Fortunes of Atlassian founders take a hit on share dive

Australian software champion Atlassian led three of the world’s largest technology companies in a share price downturn as each reported disappointing results on Friday morning.

Atlassian, which makes workplace collaboration software, was punished with a 13 per cent fall in its share price in after hours trading while Apple, Google owner Alphabet and Amazon all saw modest slides between 3 and 4.2 per cent at 11am AEDT.

Atlassian founders Scott Farquhar and Mike Cannon-Brookes told shareholders that the company was dealing with a difficult macro environment.Credit:Louie Douvis

The sharp slide cut billions from Atlassian’s value, hitting the wealth of its high-profile founding duo, Mike Cannon-Brookes and Scott Farquhar, who remain major shareholders.

Bloomberg’s billionaires index put Cannon-Brookes and Farquhar’s net wealth at about $US11 billion each on Thursday (US time), with the news outlet reporting each man holds 22 per cent of Atlassian’s stock as the dominant source of their fortune.

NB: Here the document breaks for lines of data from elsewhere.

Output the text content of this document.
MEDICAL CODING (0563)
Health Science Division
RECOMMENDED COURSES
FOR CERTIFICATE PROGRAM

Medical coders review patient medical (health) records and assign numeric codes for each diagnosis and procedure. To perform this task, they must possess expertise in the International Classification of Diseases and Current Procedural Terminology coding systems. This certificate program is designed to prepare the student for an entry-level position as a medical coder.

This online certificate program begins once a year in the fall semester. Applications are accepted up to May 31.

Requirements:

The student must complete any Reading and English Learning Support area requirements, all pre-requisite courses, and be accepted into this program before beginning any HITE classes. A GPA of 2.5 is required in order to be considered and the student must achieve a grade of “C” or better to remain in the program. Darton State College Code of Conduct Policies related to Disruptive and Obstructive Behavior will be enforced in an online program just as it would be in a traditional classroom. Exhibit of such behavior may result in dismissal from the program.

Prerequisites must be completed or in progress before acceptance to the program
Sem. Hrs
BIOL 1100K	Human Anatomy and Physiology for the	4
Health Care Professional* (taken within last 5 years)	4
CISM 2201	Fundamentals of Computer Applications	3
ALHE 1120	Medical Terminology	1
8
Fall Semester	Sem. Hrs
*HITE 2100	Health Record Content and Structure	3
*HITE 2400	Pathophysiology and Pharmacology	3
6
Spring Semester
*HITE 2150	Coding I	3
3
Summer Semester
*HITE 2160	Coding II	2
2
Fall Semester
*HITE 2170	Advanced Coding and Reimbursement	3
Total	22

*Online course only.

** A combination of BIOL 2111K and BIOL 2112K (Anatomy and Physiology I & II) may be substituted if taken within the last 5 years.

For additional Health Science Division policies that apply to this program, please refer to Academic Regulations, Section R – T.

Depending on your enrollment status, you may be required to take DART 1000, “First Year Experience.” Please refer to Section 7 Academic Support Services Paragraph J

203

The company was worth $US46.6 billion ($66 billion) on Friday AEDT, before the share price fall, which suggests the value of each of the founders’ holdings will fall by about $US1.2 billion if the after-hours drop materialises when the NASDAQ reopens.

Atlassian reported 27 per cent revenue growth for the quarter to $US873 million, but its net losses widened substantially to $US205 million and its gross margins slipped about one per cent. Its forecast earnings were below analysts’ hopes.

Cannon-Brookes and Farquhar wrote in a letter to shareholders that a harsh macroeconomic environment was continuing, with Atlassian signing up new paying customers and expanding existing subscriptions at a slower rate. The company would shift more resources to its highest growth areas, such as its cloud products and large enterprise customers.

“We’ve played offence amid uncertainty more than once in our 20 years as a company, and we’re confident that our trademark vigilance and discipline will guide us through successfully once again,” Cannon-Brookes and Farquhar wrote.

Chief financial officer Joe Binz said that Atlassian would save money by prioritising better.

“Sometimes it’s about stopping something,” Binz told bank analysts on a conference call. “It could be about sequencing of the events, moving something to a more milestone-based funding model [or] structurally lowering the investment level based on a strategy adjustment.”

Some big-name tech shares are facing heavy losses when Wall Street reopens. Credit:AP

Atlassian’s shares have been on a tumultuous ride in recent months, losing almost a quarter of their value in one after-hours session in November when the company last reported earnings but recovering much of that value in the new year.

Many technology giants have recently seen strong share price growth as investors hoped some of the worst inflation figures and interest rate rises, which had weighed on the market, were over. They were buoyed by earnings from Meta, which owns Instagram, Facebook and WhatsApp, earlier in the week that pushed other shares up.

But while Meta is reliant on advertising, Apple makes most of its money from selling high-end hardware and services to support them. Google has a huge advertising business too but is also a major player in cloud and productivity services. Amazon is best known for its retail business but makes most of its profit from its web services division.

With the notable exceptions of Apple and Atlassian, most major US technology firms have cut staff over the last few months, with some slashing thousands of workers to lower costs.